The appellants have both argued their appeals before us this morning. In so far as the conviction is concerned, the arguments advanced by the appellants is that they were not positively identified by the complainant as being the persons that entered his house on the day in question. That may be so, but the crown's case against the appellants rested on evidence of possession by the appellants of the items that were taken from the complainant in the course of the robbery.


2


The evidence presented before the senior magistrate was that the appellants were found in possession of items that were taken in the robbery at the complainant's house. According to the police officers that testified the appellants voluntarily led the police to various persons, who also gave evidence, from whom the stolen property was recovered. The bulk of the recovered property was clearly identified by the complainant and is set out at pages 15 and 16 of the typed record. The property was recovered early in June 1996.


The appellants gave an explanation as to how they had come into possession of the property. The explanation was that the appellants were requested by one Gerald Linda, an acquaintance of the 1st appellant, to assist him in conveying his household effects from Mbhuleni location to Two Sticks Housing Estate. The goods having been conveyed, Gerald then gave some of the items to the 1st appellant to go and sell in order to raise money to enable Gerald to travel to South Africa. Some items were given to the 2nd appellant as a token of Gerald's appreciation of the 2nd appellant's assistance. All these items were subsequently identified by the complainant.


The appellants could give no acceptable evidence as to the identity or whereabouts of the Gerald they had referred to. They led the police to a house at Two Sticks but the occupants did not know of Gerald's whereabouts. The 1st appellant gave no explanation for property which he conveyed to Hhelehhele area and which he had not mentioned as part of the goods, which he was given to sell by Gerald.


The senior magistrate considered the evidence and rejected the explanation given by the appellants.

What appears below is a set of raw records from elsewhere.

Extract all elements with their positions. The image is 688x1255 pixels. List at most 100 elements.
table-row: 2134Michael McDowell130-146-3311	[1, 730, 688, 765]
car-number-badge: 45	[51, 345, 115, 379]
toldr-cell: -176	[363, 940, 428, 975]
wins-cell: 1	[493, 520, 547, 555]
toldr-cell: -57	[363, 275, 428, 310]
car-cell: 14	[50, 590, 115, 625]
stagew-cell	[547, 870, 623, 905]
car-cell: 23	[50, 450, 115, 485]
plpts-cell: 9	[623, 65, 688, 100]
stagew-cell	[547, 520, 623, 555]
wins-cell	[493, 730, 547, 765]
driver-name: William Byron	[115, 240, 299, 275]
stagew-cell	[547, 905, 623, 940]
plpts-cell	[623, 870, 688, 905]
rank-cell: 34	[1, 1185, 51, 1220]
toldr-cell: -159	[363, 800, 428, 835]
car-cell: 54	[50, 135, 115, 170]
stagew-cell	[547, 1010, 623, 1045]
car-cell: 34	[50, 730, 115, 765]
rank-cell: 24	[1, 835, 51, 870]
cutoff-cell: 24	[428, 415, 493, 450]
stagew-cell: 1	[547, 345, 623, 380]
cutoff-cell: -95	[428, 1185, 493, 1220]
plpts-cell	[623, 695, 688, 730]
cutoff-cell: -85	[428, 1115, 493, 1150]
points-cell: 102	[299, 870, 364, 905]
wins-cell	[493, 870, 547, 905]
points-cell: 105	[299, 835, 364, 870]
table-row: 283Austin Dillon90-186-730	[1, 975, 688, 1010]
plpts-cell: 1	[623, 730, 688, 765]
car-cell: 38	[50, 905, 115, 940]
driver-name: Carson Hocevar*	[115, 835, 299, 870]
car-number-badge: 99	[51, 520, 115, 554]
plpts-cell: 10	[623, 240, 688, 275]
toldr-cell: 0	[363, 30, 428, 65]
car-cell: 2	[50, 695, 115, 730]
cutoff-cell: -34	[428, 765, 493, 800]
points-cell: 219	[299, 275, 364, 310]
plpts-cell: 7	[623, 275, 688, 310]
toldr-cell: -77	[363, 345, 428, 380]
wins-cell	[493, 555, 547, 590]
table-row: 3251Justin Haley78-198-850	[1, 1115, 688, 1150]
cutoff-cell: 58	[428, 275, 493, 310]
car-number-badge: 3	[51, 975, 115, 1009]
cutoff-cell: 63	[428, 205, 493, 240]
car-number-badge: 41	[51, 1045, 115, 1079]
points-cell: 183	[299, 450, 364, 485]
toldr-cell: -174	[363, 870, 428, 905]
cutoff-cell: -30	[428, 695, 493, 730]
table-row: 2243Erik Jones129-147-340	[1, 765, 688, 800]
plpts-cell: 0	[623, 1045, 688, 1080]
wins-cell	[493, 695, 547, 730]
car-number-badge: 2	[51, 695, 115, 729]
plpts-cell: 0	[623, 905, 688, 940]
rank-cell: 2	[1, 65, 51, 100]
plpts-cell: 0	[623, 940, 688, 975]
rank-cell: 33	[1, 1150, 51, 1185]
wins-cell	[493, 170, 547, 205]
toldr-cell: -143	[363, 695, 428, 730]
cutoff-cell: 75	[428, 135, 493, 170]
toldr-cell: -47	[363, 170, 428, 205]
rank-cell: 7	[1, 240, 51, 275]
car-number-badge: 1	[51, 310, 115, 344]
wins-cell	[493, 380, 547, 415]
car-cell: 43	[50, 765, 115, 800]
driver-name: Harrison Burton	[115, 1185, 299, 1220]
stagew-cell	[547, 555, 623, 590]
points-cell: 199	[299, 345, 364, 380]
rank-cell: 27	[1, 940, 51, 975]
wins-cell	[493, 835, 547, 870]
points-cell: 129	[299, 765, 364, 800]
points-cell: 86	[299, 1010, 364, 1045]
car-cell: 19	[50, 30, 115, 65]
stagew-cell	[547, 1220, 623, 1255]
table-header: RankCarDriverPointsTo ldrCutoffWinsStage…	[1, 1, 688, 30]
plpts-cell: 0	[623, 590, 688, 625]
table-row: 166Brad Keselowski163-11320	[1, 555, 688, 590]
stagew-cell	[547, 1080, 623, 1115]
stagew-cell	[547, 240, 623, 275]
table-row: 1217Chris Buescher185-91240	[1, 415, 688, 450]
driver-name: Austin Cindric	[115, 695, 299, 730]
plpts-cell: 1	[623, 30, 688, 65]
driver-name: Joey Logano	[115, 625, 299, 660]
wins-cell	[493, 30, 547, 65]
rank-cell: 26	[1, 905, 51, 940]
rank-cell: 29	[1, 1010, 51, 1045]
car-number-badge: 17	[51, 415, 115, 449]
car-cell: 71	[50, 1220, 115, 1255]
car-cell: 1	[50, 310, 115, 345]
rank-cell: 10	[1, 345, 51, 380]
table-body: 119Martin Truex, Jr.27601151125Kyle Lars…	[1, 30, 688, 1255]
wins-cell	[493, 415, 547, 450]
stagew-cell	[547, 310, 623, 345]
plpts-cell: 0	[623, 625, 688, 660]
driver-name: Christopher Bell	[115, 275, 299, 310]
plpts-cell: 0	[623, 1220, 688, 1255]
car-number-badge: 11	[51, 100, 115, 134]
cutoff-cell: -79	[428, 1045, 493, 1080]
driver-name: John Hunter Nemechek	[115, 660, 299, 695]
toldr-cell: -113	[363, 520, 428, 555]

He came to the conclusion, based on the possession by the appellant of the recently stolen goods, that the appellants were the perpetrators of the offence. We can find no fault with the approach to and the assessment of the evidence as a whole by the senior magistrate and the conclusion at which he arrived. The appellants' dealings with the property clearly indicated the falsity of the evidence about Gerald.


The appeal against the conviction is, in the circumstances, dismissed.


Turning to the question of sentence, the appellants argued that the sentence of seven years was severe. Secondly, that the magistrate did not backdate the sentence to their respective dates of arrest.


Dealing with the question of the severity of the sentence, regard must be had to the nature of the offence that was committed. From the monthly returns; appeals and reviews from the subordinate courts, it is quite clear that there is an alarming escalation in the number of housebreaking cases, despite the stringent sentences presently being passed by the courts. There are far too many cases of this nature where people are attacked inside their burglar-proofed homes, assaulted and their property made off with. The attackers make bold and daring raids into houses, with the occupants inside. There are numerous cases in which innocent people are raped and murdered in the course of such raids. It is for the courts to continue to send out the appropriate message to people like the appellants, that the community does not approve of and condemns this type of crime.


3


This court, sitting as a court of appeal, is empowered to interfere with the sentence of a subordinate court only in certain circumstances. None of those circumstances are present in this appeal. In our view and given the circumstances of the case, the sentence of seven years imprisonment is a proper one.


It has been a longstanding and salutary practice of the courts to backdate sentences in cases where an accused person has through no fault of his own, spent an appreciable period of time in custody awaiting his trial.


In the circumstances the appeal against the sentence is also dismissed. It is, however, ordered that the sentence imposed against the first appellant be backdated to 6th June 1996 and that imposed on second appellant be backdated to the 8th June 1996.